江离轻笑了一声,知道这妖女肯定要捉弄人了。
果不其然。
“哦?王嫣然?我知道了,就是那个舍弃了自己未婚夫,将之视作敝履,攀附高枝的那个嘛,我知道了。”烟非渔瞥了一眼。
又像是想起了什么,激动道:“王家妹妹,我听说当时幼微仙子还有青莲仙子,都同时向被你舍弃的未婚夫抛下橄榄枝,那幼微仙子更是当众承诺,若是你那未婚夫愿意,她便是你未婚夫的道侣,这事是真是假?”
王嫣然面色极为不自然:“自然是假的,幼微仙子那是何人?又怎能看上那个奸诈小人?”
烟非渔眨巴着眼:“可这件事是道门卿林子前辈亲自说出的,莫非是老前辈说了假话?”
王嫣然面色更是难看。
烟非渔微微摇头:“看来老前辈的话真的不可信。

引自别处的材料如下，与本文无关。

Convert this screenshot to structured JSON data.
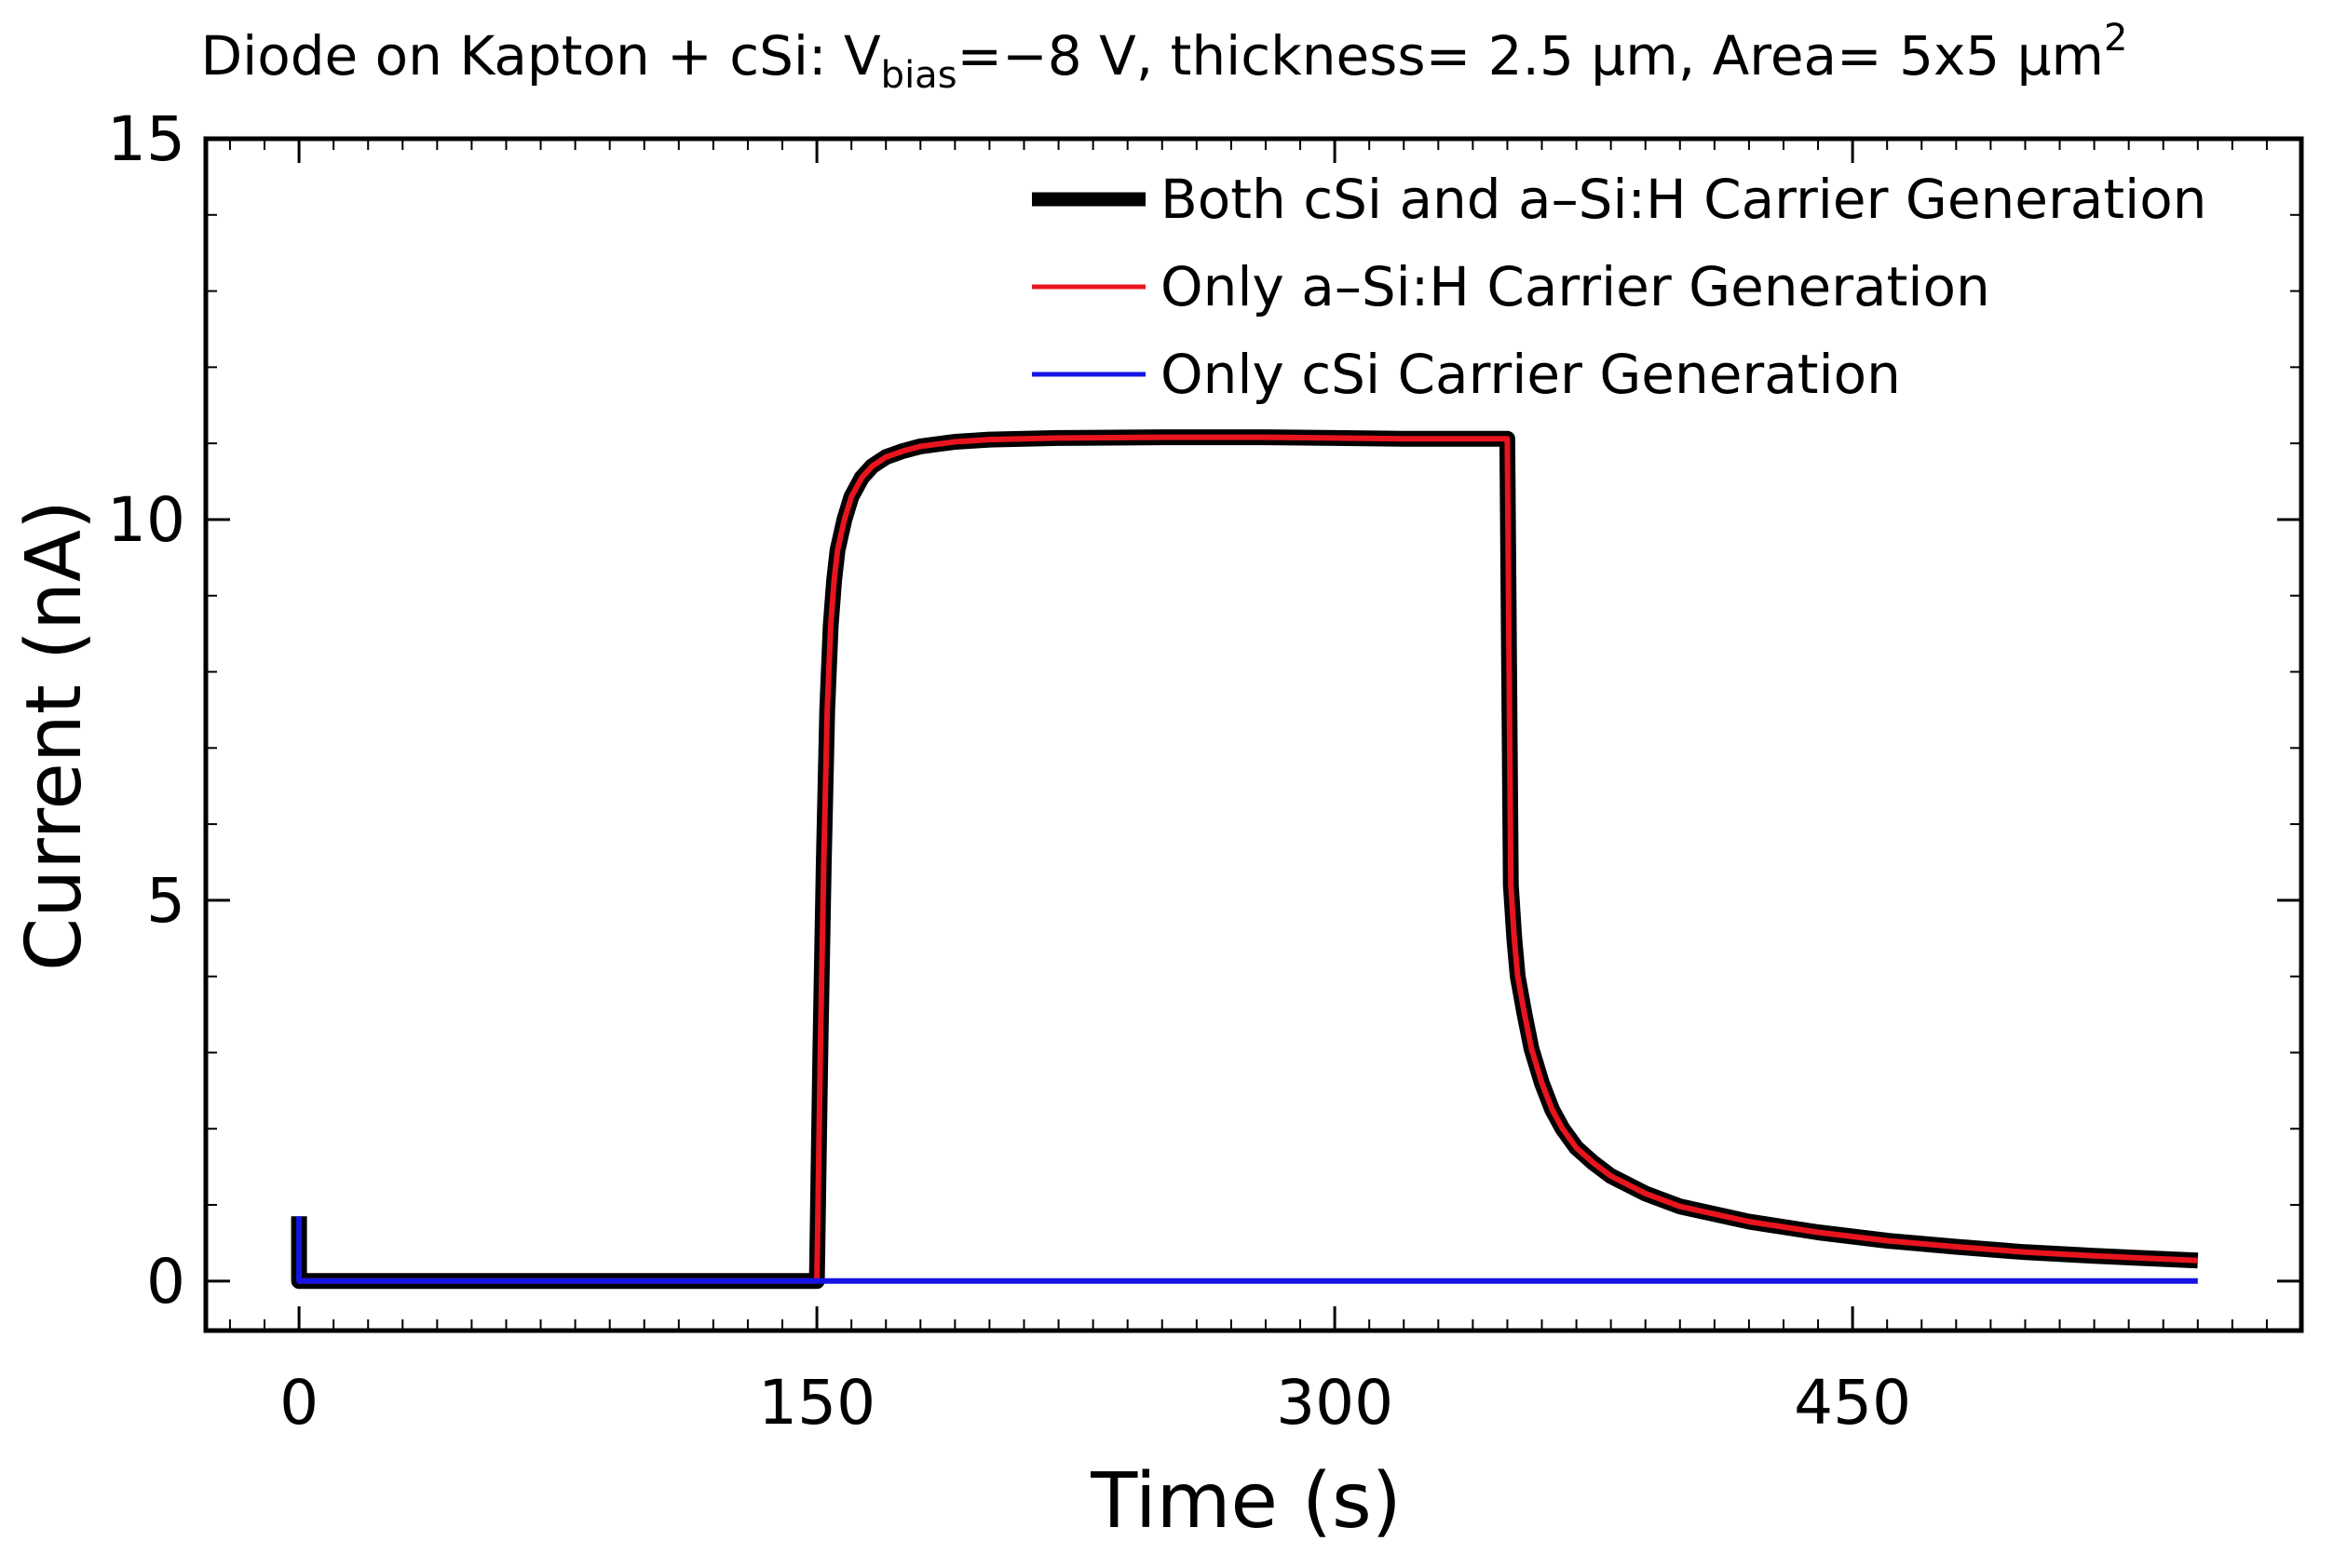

”
看了一眼王嫣然,烟非渔又狠狠道:“王家妹妹,卿林子这不是在败坏你的名誉吗?我这就传讯给他,务必要给妹妹讨个公道。”
王嫣然瞳孔陡缩:“区区小事,不足挂齿,不牢姐姐费心了。”
江离情人笑意。
这妖女,整治人还是这么有手段。
“莫非是真的?”烟非渔诧异看着王嫣然:“我说妹妹,你图个什么啊?捡芝麻丢西瓜?”
道一脸色难看:“离兄,能否劝一下弟妹,我们还是谈正事吧。”
烟非渔又掉转矛头,看向道一:“我说你好歹也是青脉少主,未来主宰北域的三大至尊之一,怎地也喜欢挖人墙角这种下做事?更何况,这王嫣然穿着恶俗,像是俗世之中让人反感的暴发户,怎么也觉得她不是太配得上你。”

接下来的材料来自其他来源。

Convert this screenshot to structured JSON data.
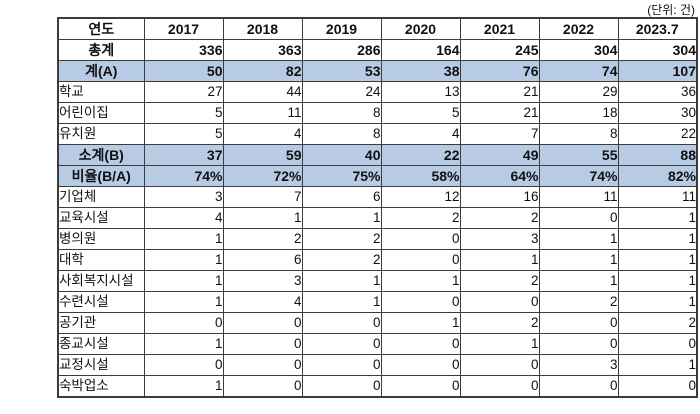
{
  "unit_label": "(단위: 건)",
  "colors": {
    "highlight": "#b7cbe4",
    "border": "#3c3c3c"
  },
  "table": {
    "header": {
      "label": "연도",
      "years": [
        "2017",
        "2018",
        "2019",
        "2020",
        "2021",
        "2022",
        "2023.7"
      ]
    },
    "rows": [
      {
        "label": "총계",
        "values": [
          "336",
          "363",
          "286",
          "164",
          "245",
          "304",
          "304"
        ],
        "summary": true,
        "highlight": false
      },
      {
        "label": "계(A)",
        "values": [
          "50",
          "82",
          "53",
          "38",
          "76",
          "74",
          "107"
        ],
        "summary": true,
        "highlight": true
      },
      {
        "label": "학교",
        "values": [
          "27",
          "44",
          "24",
          "13",
          "21",
          "29",
          "36"
        ],
        "summary": false,
        "highlight": false
      },
      {
        "label": "어린이집",
        "values": [
          "5",
          "11",
          "8",
          "5",
          "21",
          "18",
          "30"
        ],
        "summary": false,
        "highlight": false
      },
      {
        "label": "유치원",
        "values": [
          "5",
          "4",
          "8",
          "4",
          "7",
          "8",
          "22"
        ],
        "summary": false,
        "highlight": false
      },
      {
        "label": "소계(B)",
        "values": [
          "37",
          "59",
          "40",
          "22",
          "49",
          "55",
          "88"
        ],
        "summary": true,
        "highlight": true
      },
      {
        "label": "비율(B/A)",
        "values": [
          "74%",
          "72%",
          "75%",
          "58%",
          "64%",
          "74%",
          "82%"
        ],
        "summary": true,
        "highlight": true
      },
      {
        "label": "기업체",
        "values": [
          "3",
          "7",
          "6",
          "12",
          "16",
          "11",
          "11"
        ],
        "summary": false,
        "highlight": false
      },
      {
        "label": "교육시설",
        "values": [
          "4",
          "1",
          "1",
          "2",
          "2",
          "0",
          "1"
        ],
        "summary": false,
        "highlight": false
      },
      {
        "label": "병의원",
        "values": [
          "1",
          "2",
          "2",
          "0",
          "3",
          "1",
          "1"
        ],
        "summary": false,
        "highlight": false
      },
      {
        "label": "대학",
        "values": [
          "1",
          "6",
          "2",
          "0",
          "1",
          "1",
          "1"
        ],
        "summary": false,
        "highlight": false
      },
      {
        "label": "사회복지시설",
        "values": [
          "1",
          "3",
          "1",
          "1",
          "2",
          "1",
          "1"
        ],
        "summary": false,
        "highlight": false
      },
      {
        "label": "수련시설",
        "values": [
          "1",
          "4",
          "1",
          "0",
          "0",
          "2",
          "1"
        ],
        "summary": false,
        "highlight": false
      },
      {
        "label": "공기관",
        "values": [
          "0",
          "0",
          "0",
          "1",
          "2",
          "0",
          "2"
        ],
        "summary": false,
        "highlight": false
      },
      {
        "label": "종교시설",
        "values": [
          "1",
          "0",
          "0",
          "0",
          "1",
          "0",
          "0"
        ],
        "summary": false,
        "highlight": false
      },
      {
        "label": "교정시설",
        "values": [
          "0",
          "0",
          "0",
          "0",
          "0",
          "3",
          "1"
        ],
        "summary": false,
        "highlight": false
      },
      {
        "label": "숙박업소",
        "values": [
          "1",
          "0",
          "0",
          "0",
          "0",
          "0",
          "0"
        ],
        "summary": false,
        "highlight": false
      }
    ]
  }
}
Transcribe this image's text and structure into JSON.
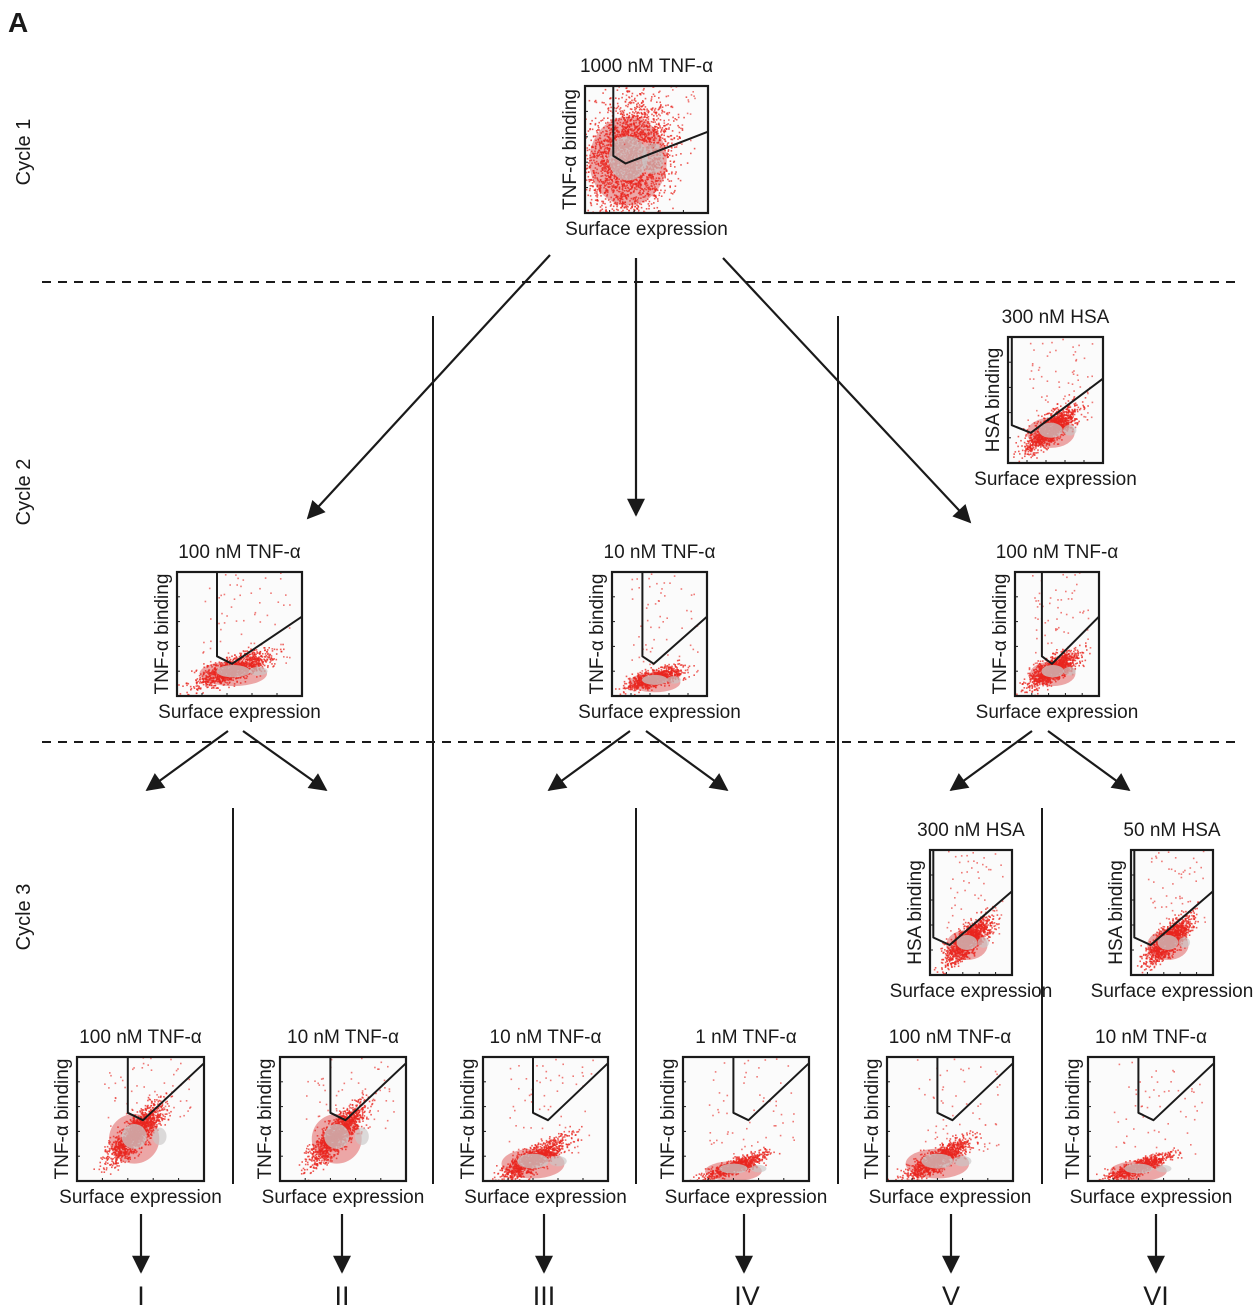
{
  "panel_letter": "A",
  "cycles": [
    "Cycle 1",
    "Cycle 2",
    "Cycle 3"
  ],
  "axis_labels": {
    "x": "Surface expression",
    "y_tnf": "TNF-α binding",
    "y_hsa": "HSA binding"
  },
  "plots": [
    {
      "title": "1000 nM TNF-α",
      "ytype": "tnf",
      "kind": "c1"
    },
    {
      "title": "300 nM HSA",
      "ytype": "hsa",
      "kind": "hsa"
    },
    {
      "title": "100 nM TNF-α",
      "ytype": "tnf",
      "kind": "c2"
    },
    {
      "title": "10 nM TNF-α",
      "ytype": "tnf",
      "kind": "c2low"
    },
    {
      "title": "100 nM TNF-α",
      "ytype": "tnf",
      "kind": "c2"
    },
    {
      "title": "300 nM HSA",
      "ytype": "hsa",
      "kind": "hsa"
    },
    {
      "title": "50 nM HSA",
      "ytype": "hsa",
      "kind": "hsa"
    },
    {
      "title": "100 nM TNF-α",
      "ytype": "tnf",
      "kind": "c3"
    },
    {
      "title": "10 nM TNF-α",
      "ytype": "tnf",
      "kind": "c3"
    },
    {
      "title": "10 nM TNF-α",
      "ytype": "tnf",
      "kind": "c3low"
    },
    {
      "title": "1 nM TNF-α",
      "ytype": "tnf",
      "kind": "c3vlow"
    },
    {
      "title": "100 nM TNF-α",
      "ytype": "tnf",
      "kind": "c3low"
    },
    {
      "title": "10 nM TNF-α",
      "ytype": "tnf",
      "kind": "c3vlow"
    }
  ],
  "outputs": [
    "I",
    "II",
    "III",
    "IV",
    "V",
    "VI"
  ],
  "colors": {
    "ink": "#1a1a1a",
    "dot": "#e8251f",
    "core": "#e06060",
    "grey": "#c9c6c6"
  }
}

“非渔姐姐,你这是什么意思?”王嫣然哪怕在好脾气,也忍不了了。
烟非渔歉然道:“对不起哈,我心直嘴快罢了。”
“心直嘴快,最是容易惹是生非,出门在外还是要好好管管自己的嘴巴。”王嫣然冷哼。
烟非渔眨巴眼:“我不怕啊,我才不怕闯祸呢,反正有我家小男人为我撑腰,你说是吧,小男人。”
江离宠溺道:“那是自然,哪怕是你把天捅了个窟窿,我也会替你顶上。”
王嫣然表情更是委屈了。
只因为,全程她都在被贬低,被排挤,被取笑,被嘲讽,但道一都不曾为她出个头。
更何况,离恨让道一管教她的嘴巴的时候,道一哈哈笑。
但离恨却是护短至此。
高下立判了。
“离恨兄。”道一出声了,但依旧不是为王嫣然出气,而是道:“你觉得我的建议如何?”
“我不觉得如何。”江离对着烟非渔眨了眨眼:“你要知道,江离可是与道门走得极近,若是我为你将他逼迫出来,相当于就得罪了道门。”

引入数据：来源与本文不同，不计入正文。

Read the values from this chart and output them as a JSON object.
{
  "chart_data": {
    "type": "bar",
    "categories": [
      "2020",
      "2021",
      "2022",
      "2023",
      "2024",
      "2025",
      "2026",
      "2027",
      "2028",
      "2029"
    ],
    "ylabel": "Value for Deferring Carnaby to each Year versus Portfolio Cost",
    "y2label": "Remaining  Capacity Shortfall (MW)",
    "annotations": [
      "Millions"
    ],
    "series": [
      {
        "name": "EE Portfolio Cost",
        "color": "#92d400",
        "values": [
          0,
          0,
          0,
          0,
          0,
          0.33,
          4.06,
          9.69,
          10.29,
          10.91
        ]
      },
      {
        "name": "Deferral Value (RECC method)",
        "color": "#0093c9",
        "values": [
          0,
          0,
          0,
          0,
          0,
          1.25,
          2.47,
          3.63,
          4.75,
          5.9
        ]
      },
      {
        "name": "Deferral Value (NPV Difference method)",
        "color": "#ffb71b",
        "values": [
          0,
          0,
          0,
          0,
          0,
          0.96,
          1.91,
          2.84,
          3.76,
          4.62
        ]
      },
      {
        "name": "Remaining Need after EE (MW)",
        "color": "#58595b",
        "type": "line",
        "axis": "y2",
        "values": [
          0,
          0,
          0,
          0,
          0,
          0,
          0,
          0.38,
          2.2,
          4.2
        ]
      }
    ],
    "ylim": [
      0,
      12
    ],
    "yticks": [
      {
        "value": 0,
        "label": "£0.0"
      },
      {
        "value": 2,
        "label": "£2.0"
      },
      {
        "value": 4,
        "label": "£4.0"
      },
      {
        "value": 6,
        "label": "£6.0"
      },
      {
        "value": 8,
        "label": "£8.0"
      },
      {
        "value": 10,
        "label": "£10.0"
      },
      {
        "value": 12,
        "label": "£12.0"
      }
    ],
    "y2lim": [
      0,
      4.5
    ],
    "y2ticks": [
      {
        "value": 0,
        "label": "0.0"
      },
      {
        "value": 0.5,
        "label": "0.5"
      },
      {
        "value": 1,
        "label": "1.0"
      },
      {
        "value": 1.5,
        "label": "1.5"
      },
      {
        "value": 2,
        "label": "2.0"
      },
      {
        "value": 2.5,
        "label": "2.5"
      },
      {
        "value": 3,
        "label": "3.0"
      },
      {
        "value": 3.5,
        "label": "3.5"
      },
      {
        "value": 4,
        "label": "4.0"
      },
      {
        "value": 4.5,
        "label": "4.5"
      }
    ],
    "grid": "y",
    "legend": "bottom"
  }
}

“道门我自会为你阻挡。”道一开口:“龙血给你一半,我万剑宗的塑脉丹给你百枚,再送你一部上古心经,你以为如何?”
江离瞳孔微缩!
这东西,不可为不丰厚。
其他就不说了。
只是那塑脉丹,都价值无法估量。
那是万剑宗独有的丹药,只有最核心的弟子才可享用。
“若离恨兄还是担心,那也不必你与那江离一战,只需要你逼迫他出面即可。”道一咬牙:“他实在是太滑溜了,哪怕是我动用族中的圣器,都没有发现其踪迹,否则也不会如此苦求于你。”
“我替他答应了。”烟非渔笑着:“只需要把他逼迫出来,我家小男人,绝不动手沾染更多因果。”